Those Dog Days of Summer
There’s a certain type of envy that kicks in with me especially on these near-perfect summer days we’ve been experiencing lately. And it doesn’t even have anything to do with the multitude of bare midriffs everywhere. Sure I might be envious of those, but this muffin top bearer knows that’s a whole ‘nother problem and not worth the lamenting.
My jealousy involves something that ought to be far more within my ability to control: dogs. More specifically those perfect dogs that walk alongside their owners with nothing more than a loose—never taut—leash, sometimes even no leash. Grrrr (excuse my speaking in dog tongue there). The worst of all are those Stepford dogs that peacefully accompany their keepers at adorable little outdoor cafes. They don’t bark, they don’t growl, they don’t mooch, they don’t sniff the crotches of passersby; basically, they don’t act annoying. They come in, lie down, and mind their own business while their person enjoys a lovely outdoor meal, unencumbered by dog-like behavior. These dogs are sort of the Barbie dolls of the canine kingdom, and I’m sick of them.
Now I’ve owned all sorts of pets over the years, and had mixed results in the behavior department with them all. Suffice it to say no one would accuse me of being a dog whisperer. Dog hollerer is more like it. But I’ve given it my best. Ironically cats, the domesticated creature least likely to cooperate, have been the pets most likely to comply with me. So bring on the cats, thank you.
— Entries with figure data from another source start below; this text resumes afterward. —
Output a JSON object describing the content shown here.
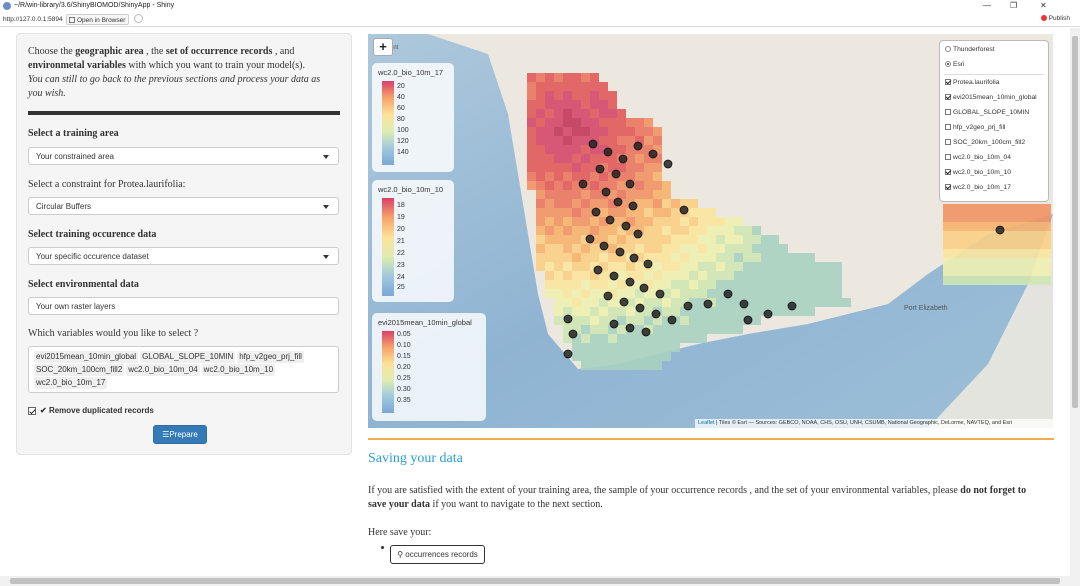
{
  "window": {
    "title": "~/R/win-library/3.6/ShinyBIOMOD/ShinyApp - Shiny",
    "url": "http://127.0.0.1:5894",
    "open_in_browser": "Open in Browser",
    "publish": "Publish"
  },
  "sidebar": {
    "intro_line1_a": "Choose the ",
    "intro_line1_b": "geographic area",
    "intro_line1_c": " , the ",
    "intro_line1_d": "set of occurrence records",
    "intro_line1_e": " , and",
    "intro_line2_a": "environmetal variables",
    "intro_line2_b": " with which you want to train your model(s).",
    "intro_line3": "You can still to go back to the previous sections and process your data as",
    "intro_line4": "you wish.",
    "training_area_label": "Select a training area",
    "training_area_value": "Your constrained area",
    "constraint_label": "Select a constraint for Protea.laurifolia:",
    "constraint_value": "Circular Buffers",
    "occurrence_label": "Select training occurence data",
    "occurrence_value": "Your specific occurence dataset",
    "env_label": "Select environmental data",
    "env_value": "Your own raster layers",
    "variables_label": "Which variables would you like to select ?",
    "variables": [
      "evi2015mean_10min_global",
      "GLOBAL_SLOPE_10MIN",
      "hfp_v2geo_prj_fill",
      "SOC_20km_100cm_fill2",
      "wc2.0_bio_10m_04",
      "wc2.0_bio_10m_10",
      "wc2.0_bio_10m_17"
    ],
    "remove_dup_label": "Remove duplicated records",
    "prepare_label": "Prepare"
  },
  "map": {
    "zoom_in": "+",
    "basemap_fragment": "unt",
    "place_label": "Port Elizabeth",
    "legends": [
      {
        "title": "wc2.0_bio_10m_17",
        "ticks": [
          "20",
          "40",
          "60",
          "80",
          "100",
          "120",
          "140"
        ]
      },
      {
        "title": "wc2.0_bio_10m_10",
        "ticks": [
          "18",
          "19",
          "20",
          "21",
          "22",
          "23",
          "24",
          "25"
        ]
      },
      {
        "title": "evi2015mean_10min_global",
        "ticks": [
          "0.05",
          "0.10",
          "0.15",
          "0.20",
          "0.25",
          "0.30",
          "0.35"
        ]
      }
    ],
    "basemaps": [
      {
        "label": "Thunderforest",
        "selected": false
      },
      {
        "label": "Esri",
        "selected": true
      }
    ],
    "overlays": [
      {
        "label": "Protea.laurifolia",
        "checked": true
      },
      {
        "label": "evi2015mean_10min_global",
        "checked": true
      },
      {
        "label": "GLOBAL_SLOPE_10MIN",
        "checked": false
      },
      {
        "label": "hfp_v2geo_prj_fill",
        "checked": false
      },
      {
        "label": "SOC_20km_100cm_fill2",
        "checked": false
      },
      {
        "label": "wc2.0_bio_10m_04",
        "checked": false
      },
      {
        "label": "wc2.0_bio_10m_10",
        "checked": true
      },
      {
        "label": "wc2.0_bio_10m_17",
        "checked": true
      }
    ],
    "attribution_link": "Leaflet",
    "attribution_text": " | Tiles © Esri — Sources: GEBCO, NOAA, CHS, OSU, UNH, CSUMB, National Geographic, DeLorme, NAVTEQ, and Esri"
  },
  "saving": {
    "heading": "Saving your data",
    "para_a": "If you are satisfied with the extent of your training area, the sample of your occurrence records , and the set of your environmental variables, please ",
    "para_b": "do not forget to",
    "para_c": "save your data",
    "para_d": " if you want to navigate to the next section.",
    "here": "Here save your:",
    "occurrences_button": "occurrences records"
  },
  "colors": {
    "accent_blue": "#337ab7",
    "heading_blue": "#2a9fd6",
    "divider_gold": "#f0ad4e"
  }
}
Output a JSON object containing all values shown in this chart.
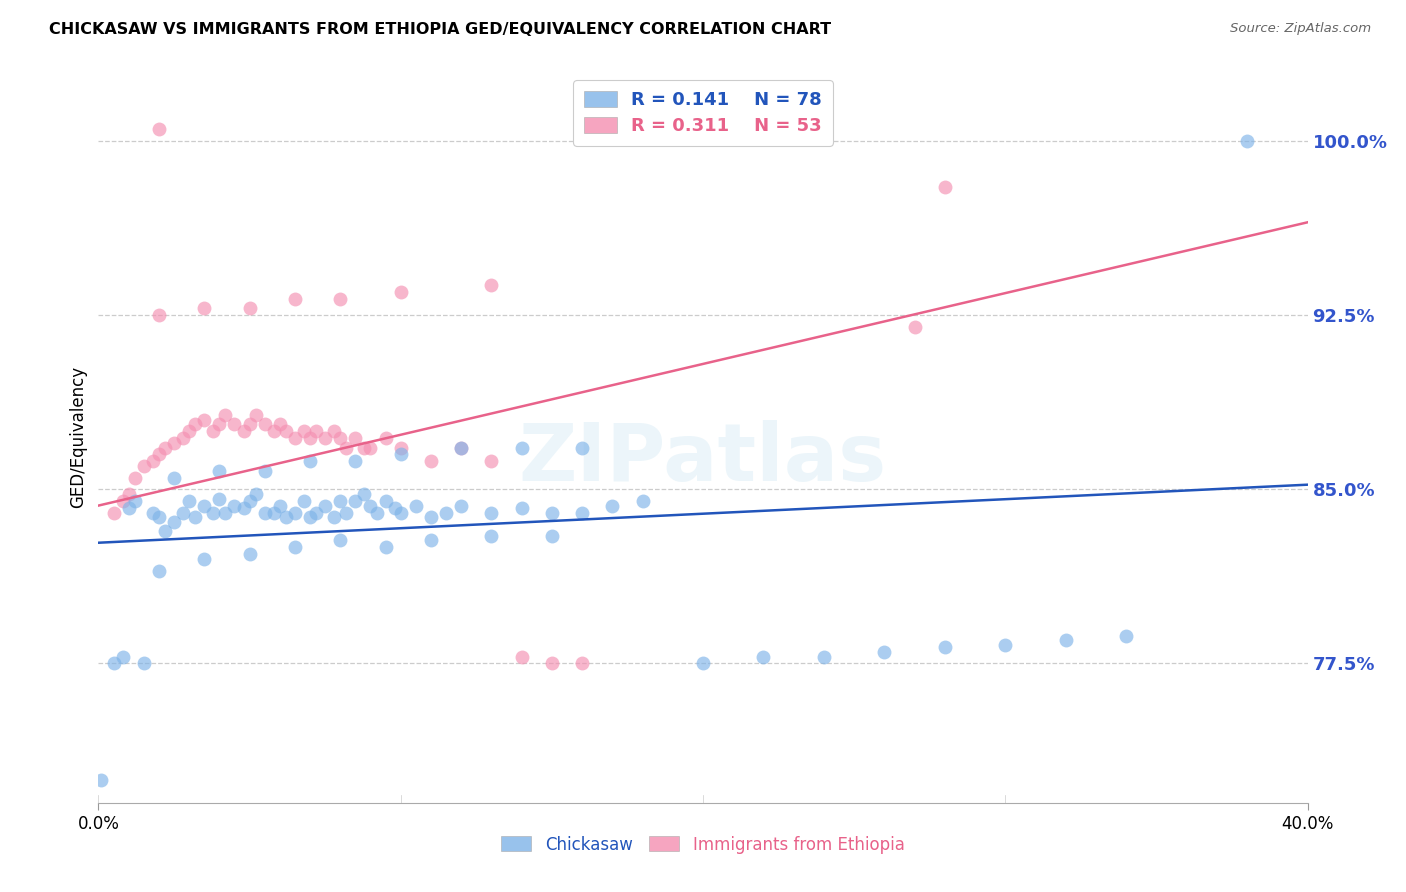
{
  "title": "CHICKASAW VS IMMIGRANTS FROM ETHIOPIA GED/EQUIVALENCY CORRELATION CHART",
  "source": "Source: ZipAtlas.com",
  "ylabel": "GED/Equivalency",
  "ytick_vals": [
    0.775,
    0.85,
    0.925,
    1.0
  ],
  "ytick_labels": [
    "77.5%",
    "85.0%",
    "92.5%",
    "100.0%"
  ],
  "xmin": 0.0,
  "xmax": 0.4,
  "ymin": 0.715,
  "ymax": 1.03,
  "blue_color": "#7EB3E8",
  "pink_color": "#F48FB1",
  "blue_line_color": "#2255BB",
  "pink_line_color": "#E8628A",
  "tick_label_color": "#3355CC",
  "watermark": "ZIPatlas",
  "blue_trend_x": [
    0.0,
    0.4
  ],
  "blue_trend_y": [
    0.827,
    0.852
  ],
  "pink_trend_x": [
    0.0,
    0.4
  ],
  "pink_trend_y": [
    0.843,
    0.965
  ],
  "blue_x": [
    0.001,
    0.005,
    0.008,
    0.01,
    0.012,
    0.015,
    0.018,
    0.02,
    0.022,
    0.025,
    0.028,
    0.03,
    0.032,
    0.035,
    0.038,
    0.04,
    0.042,
    0.045,
    0.048,
    0.05,
    0.052,
    0.055,
    0.058,
    0.06,
    0.062,
    0.065,
    0.068,
    0.07,
    0.072,
    0.075,
    0.078,
    0.08,
    0.082,
    0.085,
    0.088,
    0.09,
    0.092,
    0.095,
    0.098,
    0.1,
    0.105,
    0.11,
    0.115,
    0.12,
    0.13,
    0.14,
    0.15,
    0.16,
    0.17,
    0.18,
    0.02,
    0.035,
    0.05,
    0.065,
    0.08,
    0.095,
    0.11,
    0.13,
    0.15,
    0.025,
    0.04,
    0.055,
    0.07,
    0.085,
    0.1,
    0.12,
    0.14,
    0.16,
    0.2,
    0.22,
    0.24,
    0.26,
    0.28,
    0.3,
    0.32,
    0.34,
    0.38
  ],
  "blue_y": [
    0.725,
    0.775,
    0.778,
    0.842,
    0.845,
    0.775,
    0.84,
    0.838,
    0.832,
    0.836,
    0.84,
    0.845,
    0.838,
    0.843,
    0.84,
    0.846,
    0.84,
    0.843,
    0.842,
    0.845,
    0.848,
    0.84,
    0.84,
    0.843,
    0.838,
    0.84,
    0.845,
    0.838,
    0.84,
    0.843,
    0.838,
    0.845,
    0.84,
    0.845,
    0.848,
    0.843,
    0.84,
    0.845,
    0.842,
    0.84,
    0.843,
    0.838,
    0.84,
    0.843,
    0.84,
    0.842,
    0.84,
    0.84,
    0.843,
    0.845,
    0.815,
    0.82,
    0.822,
    0.825,
    0.828,
    0.825,
    0.828,
    0.83,
    0.83,
    0.855,
    0.858,
    0.858,
    0.862,
    0.862,
    0.865,
    0.868,
    0.868,
    0.868,
    0.775,
    0.778,
    0.778,
    0.78,
    0.782,
    0.783,
    0.785,
    0.787,
    1.0
  ],
  "pink_x": [
    0.005,
    0.008,
    0.01,
    0.012,
    0.015,
    0.018,
    0.02,
    0.022,
    0.025,
    0.028,
    0.03,
    0.032,
    0.035,
    0.038,
    0.04,
    0.042,
    0.045,
    0.048,
    0.05,
    0.052,
    0.055,
    0.058,
    0.06,
    0.062,
    0.065,
    0.068,
    0.07,
    0.072,
    0.075,
    0.078,
    0.08,
    0.082,
    0.085,
    0.088,
    0.09,
    0.095,
    0.1,
    0.11,
    0.12,
    0.13,
    0.02,
    0.035,
    0.05,
    0.065,
    0.08,
    0.1,
    0.13,
    0.14,
    0.15,
    0.16,
    0.27,
    0.28,
    0.02
  ],
  "pink_y": [
    0.84,
    0.845,
    0.848,
    0.855,
    0.86,
    0.862,
    0.865,
    0.868,
    0.87,
    0.872,
    0.875,
    0.878,
    0.88,
    0.875,
    0.878,
    0.882,
    0.878,
    0.875,
    0.878,
    0.882,
    0.878,
    0.875,
    0.878,
    0.875,
    0.872,
    0.875,
    0.872,
    0.875,
    0.872,
    0.875,
    0.872,
    0.868,
    0.872,
    0.868,
    0.868,
    0.872,
    0.868,
    0.862,
    0.868,
    0.862,
    0.925,
    0.928,
    0.928,
    0.932,
    0.932,
    0.935,
    0.938,
    0.778,
    0.775,
    0.775,
    0.92,
    0.98,
    1.005
  ]
}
Our first dog, a Labrador retriever, should have been perfect. I grew up with Labs and while it wasn’t my job to train our dogs, they seemed to me to be quite well-behaved, so I guess I figured it was innate for dogs to do what you want them to. Although in hindsight they did once attack the mailman, who my dad had to placate with a fifth of Jack Daniels, so maybe I’m operating on revisionist history where they’re concerned. Nevertheless, determined to have a well-trained dog, my husband and I took our Lab, Beau, to obedience school as soon as her age permitted. On paper, the dog was a superstar: heeling on cue, sitting, staying, and never acting out of line, not once. She even won the best dog award at the end of the session. We have a certificate to prove it.
But at home, her dark side reared its ugly head. It was as if she’d saved all her good for the teacher, reserving her bad for her parents. So like a child. She’d tug with a vengeance on her leash when we walked her. If another dog hazarded by, she was right up on him, never in a mean way but always in a dislocate-the-dog-walker’s shoulder way. At night she invariable bolted to the top of our steep back yard and howled, unwilling to come when called, and inevitably displeasing our lovely neighbors with the ceaseless twilight bark. One night she barked till midnight at a possum playing dead, which promptly sprayed her with noxious possum aroma, leaving us to fumigate the dog well into the wee hours.
Our next dog, Bridget, well, I’ve told you how I had to lure her inside at 2 a.m. by grilling hot dogs and then dangling them in front of her ill-behaved mug. This after she bolted from my house while I carried out trash at 11 at night, and proceeded to bark for three hours while I attempted to chase/lure/persuade the thing. That was one of her better-behaved episodes.
Yeah, we’d taken Bridget–more closely related to the wild dingo than to a domesticated dog to begin with–to classes as well. Even had her behaving like a near-champ with the clicker—a technique known to work even on feral cats and Las Vegas tiger acts. Sure, Bridget behaved on command with the clicker and a healthy dose of liver snacks. When it was in her best interest. Otherwise? Nada. Maybe we’d have been better off with a tiger rather than a dingo.
Cue Sassy, another Labrador, who we got a couple of years later. Sassy, too, was brilliant at dog classes. And like most Labs, obsessed with food enough to generally behave in response to bribes of the stuff. But never on a leash. And never in a café. At best at an outdoor dining venue she’ll wind herself around the legs of the chair and table pedestal, entangling all diners and choking herself. At worst, she’s a master at snatching food from tongue-level tabletops.
Dog commandments clearly are optional, according to my dogs, and I’ve abandoned hope of taking a summertime stroll with my cooperative pooches, side by side, with nary a tug. It’s just not meant to be. Breaking bread with the beasts in Belmont? Not gonna happen, I have finally concluded.
Just so you know, we clearly tend to be equal opportunity patsies where our pets are concerned. I’ll save all the gory details about my non-compliant parrot for another day. Suffice it to say there’s enough material there for a book.